In my family, I am the youngest of three children, the baby, the “little” one, the last attempt at getting it right…AKA the one person in the family that everyone else tells what to do. Even growing up with an extremely supportive and loving family, this is a role that had it’s ups and downs but one that I learned to fully embrace. As a result, there are many benefits that I have found from being the baby of the family and ultimately being forced into doing certain things.
Including, but certainly not limited to:
- I have never been in the least bit claustrophobic. This is because I have been stuck in the middle seat of every type of vehicle ever since I can remember.
- I accept and often enjoy hand-me-downs. But word to the wise, for big item hand-me-downs, have your sibling write and sign a note stating that the object now belongs to you. Otherwise, they may try to take it back 5 years later by claiming that you stole it.
- I am highly skilled at going with the flow. As the youngest, everyone in your family thinks they have authority over you, so you have to learn to take direction, adjust easily, and roll with the (sometimes literal) punches.
(And I’m sure there are more traits that I have acquired due to my status as the youngest child, but I was just trying to focus on the ones that could be spun positively. :P)
As with all children that fall into any birth order, there are definite pluses and minuses that you enjoy or struggle with as a kid. For me, growing up as the last of three meant that I heard the phrases “you’re too young to understand” and “we’ll tell you when you’re older” on a pretty regular basis. Another one of my favorites was “ask Mom or Dad,” which was my sister’s response to when I asked what a virgin was while watching Clueless at probably too young of an age. But the big thing that was never told me to was at what point I would stop being “too young” and would finally reach that ever elusive “older” age. Depending on the topic, the time frame for my maturity and understanding would change…”you’ll get it once you are in high school,” “it will make sense when you get to college,” “you won’t understand until you’re 21,” and then “you have to be in the real world and working to know what we mean.” I remember being so anxious to grow up just because I wanted to be in the know and on the same level as the rest of my family. But honestly, even after I graduated college and got a real grown-up job, I still questioned if my family or even I, myself, would ever really see little ‘ole me as an actual adult.

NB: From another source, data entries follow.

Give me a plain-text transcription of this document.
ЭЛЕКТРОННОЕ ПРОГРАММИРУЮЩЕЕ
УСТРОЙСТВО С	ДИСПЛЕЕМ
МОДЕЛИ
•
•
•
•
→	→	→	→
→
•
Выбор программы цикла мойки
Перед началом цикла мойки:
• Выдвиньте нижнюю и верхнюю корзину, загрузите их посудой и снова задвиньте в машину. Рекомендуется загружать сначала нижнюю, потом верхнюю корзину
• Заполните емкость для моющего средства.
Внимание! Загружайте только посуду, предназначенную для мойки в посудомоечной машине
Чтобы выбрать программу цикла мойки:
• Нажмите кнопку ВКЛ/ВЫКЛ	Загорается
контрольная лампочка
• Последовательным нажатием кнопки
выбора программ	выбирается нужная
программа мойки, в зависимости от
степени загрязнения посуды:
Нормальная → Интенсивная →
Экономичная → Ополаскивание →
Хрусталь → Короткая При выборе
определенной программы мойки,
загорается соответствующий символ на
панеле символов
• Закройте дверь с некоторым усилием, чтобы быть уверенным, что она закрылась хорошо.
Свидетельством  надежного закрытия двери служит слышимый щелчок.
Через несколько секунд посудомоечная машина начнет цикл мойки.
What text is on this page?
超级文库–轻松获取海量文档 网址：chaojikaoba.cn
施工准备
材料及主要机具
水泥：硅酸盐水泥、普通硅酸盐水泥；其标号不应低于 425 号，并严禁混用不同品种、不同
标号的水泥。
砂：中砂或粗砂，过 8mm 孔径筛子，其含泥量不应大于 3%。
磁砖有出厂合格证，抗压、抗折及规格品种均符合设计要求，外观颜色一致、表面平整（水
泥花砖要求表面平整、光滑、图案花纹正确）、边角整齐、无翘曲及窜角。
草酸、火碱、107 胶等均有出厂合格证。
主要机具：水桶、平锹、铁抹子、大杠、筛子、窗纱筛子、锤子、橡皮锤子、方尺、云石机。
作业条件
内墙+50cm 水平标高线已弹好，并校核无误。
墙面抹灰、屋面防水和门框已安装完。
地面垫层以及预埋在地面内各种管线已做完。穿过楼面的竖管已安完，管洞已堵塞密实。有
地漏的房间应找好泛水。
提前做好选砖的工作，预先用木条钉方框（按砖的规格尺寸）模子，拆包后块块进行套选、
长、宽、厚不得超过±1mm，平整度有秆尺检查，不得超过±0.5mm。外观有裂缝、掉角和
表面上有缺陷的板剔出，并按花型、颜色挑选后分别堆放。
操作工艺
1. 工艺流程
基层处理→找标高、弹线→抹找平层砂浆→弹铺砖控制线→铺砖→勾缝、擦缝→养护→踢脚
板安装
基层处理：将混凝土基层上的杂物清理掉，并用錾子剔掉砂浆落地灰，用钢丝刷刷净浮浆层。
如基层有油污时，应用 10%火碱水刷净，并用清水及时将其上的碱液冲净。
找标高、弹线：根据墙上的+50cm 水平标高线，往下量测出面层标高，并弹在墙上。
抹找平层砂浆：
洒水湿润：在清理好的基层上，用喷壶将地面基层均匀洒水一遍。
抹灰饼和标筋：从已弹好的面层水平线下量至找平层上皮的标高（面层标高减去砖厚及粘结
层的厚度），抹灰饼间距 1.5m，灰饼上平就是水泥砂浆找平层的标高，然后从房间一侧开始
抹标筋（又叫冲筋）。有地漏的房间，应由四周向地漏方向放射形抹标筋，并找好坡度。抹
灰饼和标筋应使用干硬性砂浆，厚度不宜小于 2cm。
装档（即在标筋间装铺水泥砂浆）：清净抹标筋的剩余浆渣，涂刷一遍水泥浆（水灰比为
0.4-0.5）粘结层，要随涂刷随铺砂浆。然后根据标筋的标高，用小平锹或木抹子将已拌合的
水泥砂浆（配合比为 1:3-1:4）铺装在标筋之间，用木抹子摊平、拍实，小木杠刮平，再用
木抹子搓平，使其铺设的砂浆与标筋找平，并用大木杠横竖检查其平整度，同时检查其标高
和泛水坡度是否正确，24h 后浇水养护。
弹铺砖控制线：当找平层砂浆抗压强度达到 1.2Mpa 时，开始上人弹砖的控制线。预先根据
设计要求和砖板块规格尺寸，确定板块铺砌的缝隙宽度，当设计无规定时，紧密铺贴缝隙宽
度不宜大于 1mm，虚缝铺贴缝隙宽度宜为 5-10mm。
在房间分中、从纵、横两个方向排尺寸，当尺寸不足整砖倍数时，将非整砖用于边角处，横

Well logically, I’ve known that I am a full-fledged grown up, who is actually doing a pretty good job for herself. But the part of me that believed my sister when she said that if I did this one thing for her then she’d “be my best friend,” will always see myself as the baby of the family. However, despite that, the one thing that has been able to really make me feel like I am an adult and can make my own decisions is throwing caution to the wind, quitting my first big girl job, and moving to a new state for no actual reason. This was something that every member of my family had an opinion about but it did not matter to me. While I knew that all of my family’s questioning and unsolicited advice was to look out for my best interest, I had already made up my mind. As the youngest, I was constantly seeking the approval of my older siblings and parents, but not so much this time. I wanted their support, of course, but for the first time, what they thought was not a make or break factor for me anymore. And the funny thing now is that I have actually been praised by my family members for being brave and doing what I wanted to despite any of their precautionary warnings. I love and respect my family and their views, but I now know that this is my life and I am the main one affected by my decisions. So, when I dropped everything to move to a new city, I made this choice by myself and for myself, which truthfully is probably something I’d never done before.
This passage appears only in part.